If we look up mid to late 20th century the trend was to buy whole life insurance policies amongst the masses. Whole life insurance allows the beneficiaries to be able to claim a certain amount of money after the death of the provider. This allows families to be able to financially support themselves after the death of their provider, so it serves as a mean of protection.
When it comes to life insurance, there are two main types of insurance, whole life insurance and term life insurance. Term insurance was not as popular those days but lately it has gotten more popular lately. If you are confused between the two options, you can read through the comparison below.
Whole Life Insurance:
Whole life insurance is covered throughout a person’s lifetime. It is a more expensive option than term insurance since the investment/premium increases along with the mortality rate. Whole life insurance is a good option for people who have health concerns or a family with a history of disease.

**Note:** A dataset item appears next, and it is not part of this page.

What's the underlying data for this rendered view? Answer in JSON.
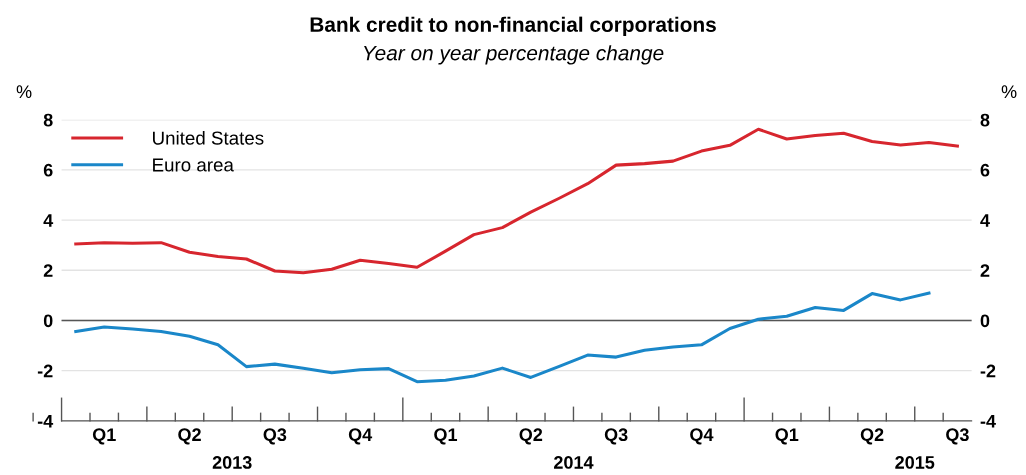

Another advantage of whole life insurance is that the policy owner can at some point borrow a certain cash value as well at some point. However, whole life insurance has a relatively slower investment rate so it is not as advantageous from a financial point of view.
Term Life Insurance:
Term insurance unlike whole life insurance only provides a level premium for a certain time period, normally between 10-20 years. Term insurance can cover things like a college education, the mortgage or compensation after the loss of the primary earner.
Once the term has expired, it can be renewed again. Finding good term insurance is not a difficult task and the prices are benefits are normally competitive. Another good thing about term insurance is that it is a more affordable option than its alternative.
However, term insurance has no cash value unlike whole life insurance, so by the end, the policy will have zero value.